This was written by Bunyan while he spent twelve years sitting in a prison because he would not sign that he would give up preaching. It is food for thought. Shall you flee from persecution?
Since the rod is God’s as well as the child, let us not look upon our troubles as if they came from, and were managed only by hell. It is true, a persecutor has a black mark upon him, but yet the Scriptures say that all the ways of the persecutor are God’s (Dan 5:23). Wherefore as we should, so again we should not, be afraid of men: we should be afraid of them, because they will hurt us; but we should not be afraid of them, as if they were let loose to do to us, and with us, what they will. God’s bridle is upon them, God’s hook is in their nose: yea, and God has determined the bounds of their rage, and if he lets them drive his church into the sea of troubles, it shall be but up to the neck, and so far it may go, and not be drowned (2 Kings 19:28; Isa 37:29; 8:7,8). I say the Lord has hold of them, and orders them; nor do they at any time come out against his people but by his licence and commission how far to go, and where to stop. And now for two or three objections:—
But may we not fly in a time of persecution? Your pressing upon us, that persecution is ordered and managed by God, makes us afraid to fly.
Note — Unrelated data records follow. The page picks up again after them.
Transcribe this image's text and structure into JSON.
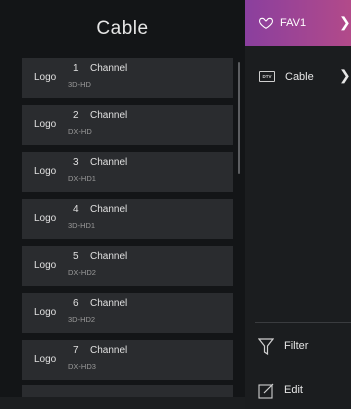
{
  "header": {
    "title": "Cable"
  },
  "channels": [
    {
      "logo": "Logo",
      "number": "1",
      "name": "Channel",
      "format": "3D-HD"
    },
    {
      "logo": "Logo",
      "number": "2",
      "name": "Channel",
      "format": "DX-HD"
    },
    {
      "logo": "Logo",
      "number": "3",
      "name": "Channel",
      "format": "DX-HD1"
    },
    {
      "logo": "Logo",
      "number": "4",
      "name": "Channel",
      "format": "3D-HD1"
    },
    {
      "logo": "Logo",
      "number": "5",
      "name": "Channel",
      "format": "DX-HD2"
    },
    {
      "logo": "Logo",
      "number": "6",
      "name": "Channel",
      "format": "3D-HD2"
    },
    {
      "logo": "Logo",
      "number": "7",
      "name": "Channel",
      "format": "DX-HD3"
    }
  ],
  "side": {
    "fav_label": "FAV1",
    "cable_label": "Cable",
    "dtv_badge": "DTV",
    "filter_label": "Filter",
    "edit_label": "Edit"
  },
  "icons": {
    "fav": "heart-icon",
    "cable": "dtv-icon",
    "filter": "funnel-icon",
    "edit": "pencil-icon",
    "chevron": "chevron-right-icon"
  },
  "colors": {
    "fav_start": "#8a3f9e",
    "fav_end": "#b24a8a",
    "row_bg": "#2a2c2f"
  }
}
Answ. First, having regard to what was said afore about a call to suffer; thou mayest do in this even as it is in thy heart. If it is in thy heart to fly, fly: if it be in thy heart to stand, stand. Any thing but a denial of the truth. He that flies, has warrant to do so; he that stands, has warrant to do so. Yea, the same man may both fly and stand, as the call and working of God with his heart may be. Moses fled (Exo 2:15), Moses stood (Heb 11:27). David fled (1 Sam 19:12), David stood (24:8). Jeremiah fled (Jer 37:11,12), Jeremiah stood (38:17). Christ withdrew himself (Luke 9:10), Christ stood (John 18:1-8). Paul fled (2 Cor 11:33), Paul stood (Acts 20:22,23).
There are therefore few rules in this case. The man himself is best able to judge concerning his present strength, and what weight this or that argument has upon his heart to stand or fly. I should be loath to impose upon any man in these things; only, if thou fliest, take two or three cautions with thee:—
(1.) Do not fly out of a slavish fear, but rather because flying is an ordinance of God, opening a door for the escape of some, which door is opened by God’s providence, and the escape countenanced by God’s Word (Matt 10:23).
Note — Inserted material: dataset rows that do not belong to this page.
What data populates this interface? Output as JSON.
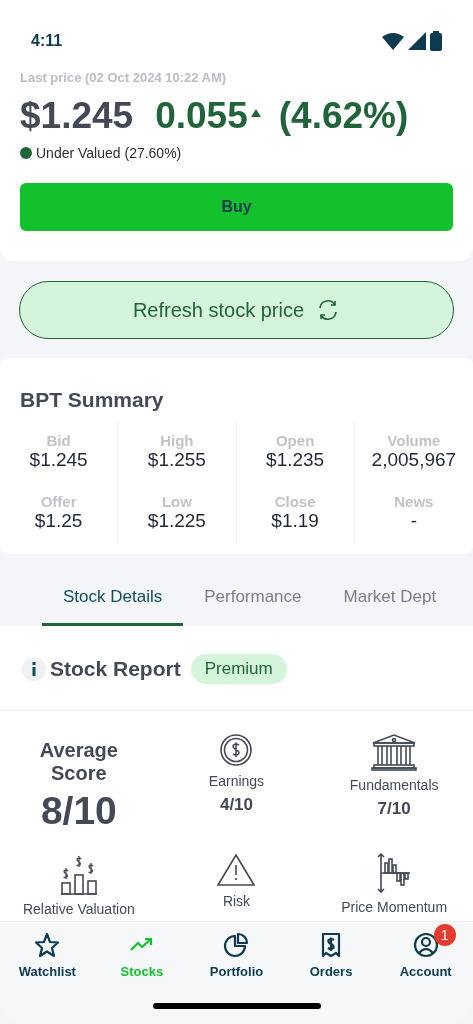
{
  "status_bar": {
    "time": "4:11"
  },
  "quote": {
    "last_price_label": "Last price (02 Oct 2024 10:22 AM)",
    "price": "$1.245",
    "change": "0.055",
    "change_rising": true,
    "change_percent": "(4.62%)",
    "valuation": {
      "text": "Under Valued (27.60%)",
      "color": "#22643a"
    }
  },
  "buy_button": "Buy",
  "refresh_button": "Refresh stock price",
  "summary": {
    "title": "BPT Summary",
    "cells": [
      {
        "label": "Bid",
        "value": "$1.245"
      },
      {
        "label": "High",
        "value": "$1.255"
      },
      {
        "label": "Open",
        "value": "$1.235"
      },
      {
        "label": "Volume",
        "value": "2,005,967"
      },
      {
        "label": "Offer",
        "value": "$1.25"
      },
      {
        "label": "Low",
        "value": "$1.225"
      },
      {
        "label": "Close",
        "value": "$1.19"
      },
      {
        "label": "News",
        "value": "-"
      }
    ]
  },
  "tabs": [
    {
      "label": "Stock Details",
      "selected": true
    },
    {
      "label": "Performance",
      "selected": false
    },
    {
      "label": "Market Dept",
      "selected": false
    }
  ],
  "report": {
    "title": "Stock Report",
    "badge": "Premium",
    "average": {
      "label": "Average Score",
      "value": "8/10"
    },
    "scores": [
      {
        "kind": "coin",
        "label": "Earnings",
        "value": "4/10"
      },
      {
        "kind": "bank",
        "label": "Fundamentals",
        "value": "7/10"
      },
      {
        "kind": "valuation",
        "label": "Relative Valuation"
      },
      {
        "kind": "warning",
        "label": "Risk"
      },
      {
        "kind": "momentum",
        "label": "Price Momentum"
      }
    ]
  },
  "nav": [
    {
      "kind": "star",
      "label": "Watchlist",
      "selected": false
    },
    {
      "kind": "trend",
      "label": "Stocks",
      "selected": true
    },
    {
      "kind": "pie",
      "label": "Portfolio",
      "selected": false
    },
    {
      "kind": "receipt",
      "label": "Orders",
      "selected": false
    },
    {
      "kind": "account",
      "label": "Account",
      "selected": false,
      "badge": "1"
    }
  ]
}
(2.) When thou art fled, do as much good as thou canst in all quarters where thou comest, for therefore the door was opened to thee, and thou bid to make thy escape (Acts 8:1-5).
(3.) Do not think thyself secure when thou art fled; it was providence that opened the door, and the Word that did bid thee escape: but whither, and wherefore, that thou knowest not yet. Uriah the prophet fled into Egypt, because there dwelt men that were to take him, that he might be brought again to Jerusalem to die there (Jer 26:21).
(4.) Shouldest thou fly from where thou art, and be taken in another place; the most that can be made of it—thy taking the opportunity to fly, as was propounded at first—can be but this, thou wast willing to commit thyself to God in the way of his providence, as other good men have done, and thy being now apprehended has made thy call clear to suffer here or there, the which before thou wert in the dark about.
(5.) If, therefore, when thou hast fled, thou art taken, be not offended at God or man: not at God, for thou art his servant, thy life and thy all are his; not at man, for he is but God’s rod, and is ordained, in this, to do thee good. Hast thou escaped? Laugh. Art thou taken? Laugh. I mean, be pleased which way soever things shall go, for that the scales are still in God’s hand.
(6.) But fly not, in flying, from religion; fly not, in flying, for the sake of a trade; fly not, in flying, that thou mayest have ease for the flesh: this is wicked, and will yield neither peace nor profit to thy soul; neither now, nor at death, nor at the day of judgment.